Я был благодарен ему за эти минуты неявной близости, за согласие наших молчаний, а иногда и откровенных бесед. Чаще они проходили на воле, а не в Доме творчества. Однажды мы отправились на городское кладбище, где был похоронен белорусский поэт Максим Богданович.

Могилу Богдановича нам не удалось сыскать, да и мудрено это было сделать, когда само кладбище напоминало свалку — многие надгробия были засыпаны мусором, иные провалились, от третьих не осталось и следа. Мы бродили среди повергнутых на землю крестов, памятников, всюду валялись растерзанные венки из железных или бумажных цветов.

Василю, видно, очень хотелось постоять возле последнего пристанища автора книги «Из песен белорусского мужика»: он и сам был мужик, родился в деревне.

Уже почти выходя с кладбища, мы наткнулись на валявшийся прямо на аллее памятник с торчащим из мрамора стальным штырём. Это был камень с могилы Анны Григорьевны Достоевской, скончавшейся в Ялте в 1919 году. Как мы узнали потом, внук Анны Григорьевны вывез прах бабушки в Ленинград и захоронил возле Достоевского, а надгробный камень не пожелал взять.

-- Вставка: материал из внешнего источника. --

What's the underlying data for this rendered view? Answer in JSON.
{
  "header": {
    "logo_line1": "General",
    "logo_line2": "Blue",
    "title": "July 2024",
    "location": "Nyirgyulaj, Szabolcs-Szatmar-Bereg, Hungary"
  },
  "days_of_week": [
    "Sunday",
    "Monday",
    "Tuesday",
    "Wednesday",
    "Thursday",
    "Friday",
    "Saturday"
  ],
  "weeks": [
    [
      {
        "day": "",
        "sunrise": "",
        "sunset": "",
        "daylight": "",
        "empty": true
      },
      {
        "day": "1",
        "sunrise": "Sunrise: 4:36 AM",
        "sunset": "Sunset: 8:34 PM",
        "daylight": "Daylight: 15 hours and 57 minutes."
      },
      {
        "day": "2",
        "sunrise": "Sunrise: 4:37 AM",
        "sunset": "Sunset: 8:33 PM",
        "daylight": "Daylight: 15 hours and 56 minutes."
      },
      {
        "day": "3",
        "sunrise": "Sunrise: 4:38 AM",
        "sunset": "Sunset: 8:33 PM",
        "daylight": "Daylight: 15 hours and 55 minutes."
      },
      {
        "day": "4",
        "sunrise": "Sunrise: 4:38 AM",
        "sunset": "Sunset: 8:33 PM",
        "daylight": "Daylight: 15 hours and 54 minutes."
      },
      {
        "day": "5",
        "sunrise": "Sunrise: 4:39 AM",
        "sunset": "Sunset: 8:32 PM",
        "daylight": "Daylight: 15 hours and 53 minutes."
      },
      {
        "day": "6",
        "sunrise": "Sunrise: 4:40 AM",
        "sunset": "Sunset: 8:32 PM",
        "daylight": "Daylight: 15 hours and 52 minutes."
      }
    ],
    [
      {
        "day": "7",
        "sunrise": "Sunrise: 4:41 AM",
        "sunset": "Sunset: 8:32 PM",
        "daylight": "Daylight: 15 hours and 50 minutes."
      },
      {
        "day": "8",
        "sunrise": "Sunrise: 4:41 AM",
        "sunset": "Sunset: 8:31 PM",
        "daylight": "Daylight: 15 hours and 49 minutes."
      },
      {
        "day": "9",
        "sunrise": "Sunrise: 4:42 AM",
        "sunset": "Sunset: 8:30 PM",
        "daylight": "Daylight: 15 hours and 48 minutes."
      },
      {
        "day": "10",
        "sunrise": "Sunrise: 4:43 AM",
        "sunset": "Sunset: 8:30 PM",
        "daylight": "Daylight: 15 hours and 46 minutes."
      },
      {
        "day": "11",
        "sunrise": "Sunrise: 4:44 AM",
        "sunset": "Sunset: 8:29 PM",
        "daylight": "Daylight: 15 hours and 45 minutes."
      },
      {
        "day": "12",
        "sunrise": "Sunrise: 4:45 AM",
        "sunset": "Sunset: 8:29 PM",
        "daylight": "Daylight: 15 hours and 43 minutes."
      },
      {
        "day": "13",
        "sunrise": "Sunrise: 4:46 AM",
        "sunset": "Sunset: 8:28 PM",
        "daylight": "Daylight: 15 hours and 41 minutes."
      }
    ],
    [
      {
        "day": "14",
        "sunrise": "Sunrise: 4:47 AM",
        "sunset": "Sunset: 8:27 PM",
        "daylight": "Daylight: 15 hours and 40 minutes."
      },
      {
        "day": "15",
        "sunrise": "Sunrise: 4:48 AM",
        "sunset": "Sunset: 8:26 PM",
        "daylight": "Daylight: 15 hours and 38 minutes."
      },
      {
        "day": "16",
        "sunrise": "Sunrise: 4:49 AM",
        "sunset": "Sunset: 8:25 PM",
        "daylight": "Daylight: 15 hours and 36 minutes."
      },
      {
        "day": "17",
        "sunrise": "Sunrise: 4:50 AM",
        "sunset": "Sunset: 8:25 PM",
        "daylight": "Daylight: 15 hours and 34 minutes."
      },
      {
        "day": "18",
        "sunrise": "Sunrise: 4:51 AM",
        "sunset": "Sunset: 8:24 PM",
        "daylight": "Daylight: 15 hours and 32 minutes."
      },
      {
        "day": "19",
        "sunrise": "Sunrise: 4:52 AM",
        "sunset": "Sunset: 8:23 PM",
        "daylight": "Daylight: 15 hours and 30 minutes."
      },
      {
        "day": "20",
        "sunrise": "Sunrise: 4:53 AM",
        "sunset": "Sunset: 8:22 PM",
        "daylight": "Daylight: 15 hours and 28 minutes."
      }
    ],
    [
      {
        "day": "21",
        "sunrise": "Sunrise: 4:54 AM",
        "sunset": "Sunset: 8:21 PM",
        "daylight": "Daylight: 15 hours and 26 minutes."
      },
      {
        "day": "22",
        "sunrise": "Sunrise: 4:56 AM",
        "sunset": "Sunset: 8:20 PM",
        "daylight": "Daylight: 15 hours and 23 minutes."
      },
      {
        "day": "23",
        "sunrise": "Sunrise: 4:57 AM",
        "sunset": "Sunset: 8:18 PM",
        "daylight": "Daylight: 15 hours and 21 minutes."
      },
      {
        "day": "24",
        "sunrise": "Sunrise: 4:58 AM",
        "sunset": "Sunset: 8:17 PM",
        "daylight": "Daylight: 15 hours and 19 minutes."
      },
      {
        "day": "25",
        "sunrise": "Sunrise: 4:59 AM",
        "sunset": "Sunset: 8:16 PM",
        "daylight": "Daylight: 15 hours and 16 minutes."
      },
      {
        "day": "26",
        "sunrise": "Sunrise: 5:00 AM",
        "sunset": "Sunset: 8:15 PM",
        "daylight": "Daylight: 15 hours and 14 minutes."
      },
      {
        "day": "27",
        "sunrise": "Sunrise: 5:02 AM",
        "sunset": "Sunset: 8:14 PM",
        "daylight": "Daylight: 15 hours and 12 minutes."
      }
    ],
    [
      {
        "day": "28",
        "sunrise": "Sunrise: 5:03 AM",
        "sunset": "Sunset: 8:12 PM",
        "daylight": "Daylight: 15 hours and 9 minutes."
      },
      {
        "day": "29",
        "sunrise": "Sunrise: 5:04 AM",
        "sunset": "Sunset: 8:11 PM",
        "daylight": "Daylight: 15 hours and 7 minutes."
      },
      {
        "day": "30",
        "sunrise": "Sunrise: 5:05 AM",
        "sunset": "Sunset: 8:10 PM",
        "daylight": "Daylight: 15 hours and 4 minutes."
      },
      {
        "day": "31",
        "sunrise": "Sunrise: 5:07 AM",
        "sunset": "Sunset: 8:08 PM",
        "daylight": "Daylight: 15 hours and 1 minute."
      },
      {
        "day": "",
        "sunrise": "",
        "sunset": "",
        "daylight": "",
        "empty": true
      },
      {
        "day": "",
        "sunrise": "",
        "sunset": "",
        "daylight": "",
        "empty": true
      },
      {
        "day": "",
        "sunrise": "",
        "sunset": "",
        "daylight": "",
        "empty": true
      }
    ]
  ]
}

Василь писал тогда новую повесть. Заходя к нему, я каждый раз видел в углу стола аккуратно сложенные в стопку листы бумаги, исписанные хоть и мелким, но понятным почерком.

Писал он на белорусском, но текст, который я видел, был русский. Василь сам переводил себя, и под многими его повестями стоит пояснение: авторизованный перевод с белорусского. Кое-кто говорил, что он вообще плохо знает родной язык, а когда в Белоруссии начался патриотический подъём (случилось это сразу после перестройки), такие голоса стали звучать громче.

Кому он собирался отдать своё новое, писавшееся в Ялте сочинение? Конечно, «Новому миру», хотя там уже не было Твардовского.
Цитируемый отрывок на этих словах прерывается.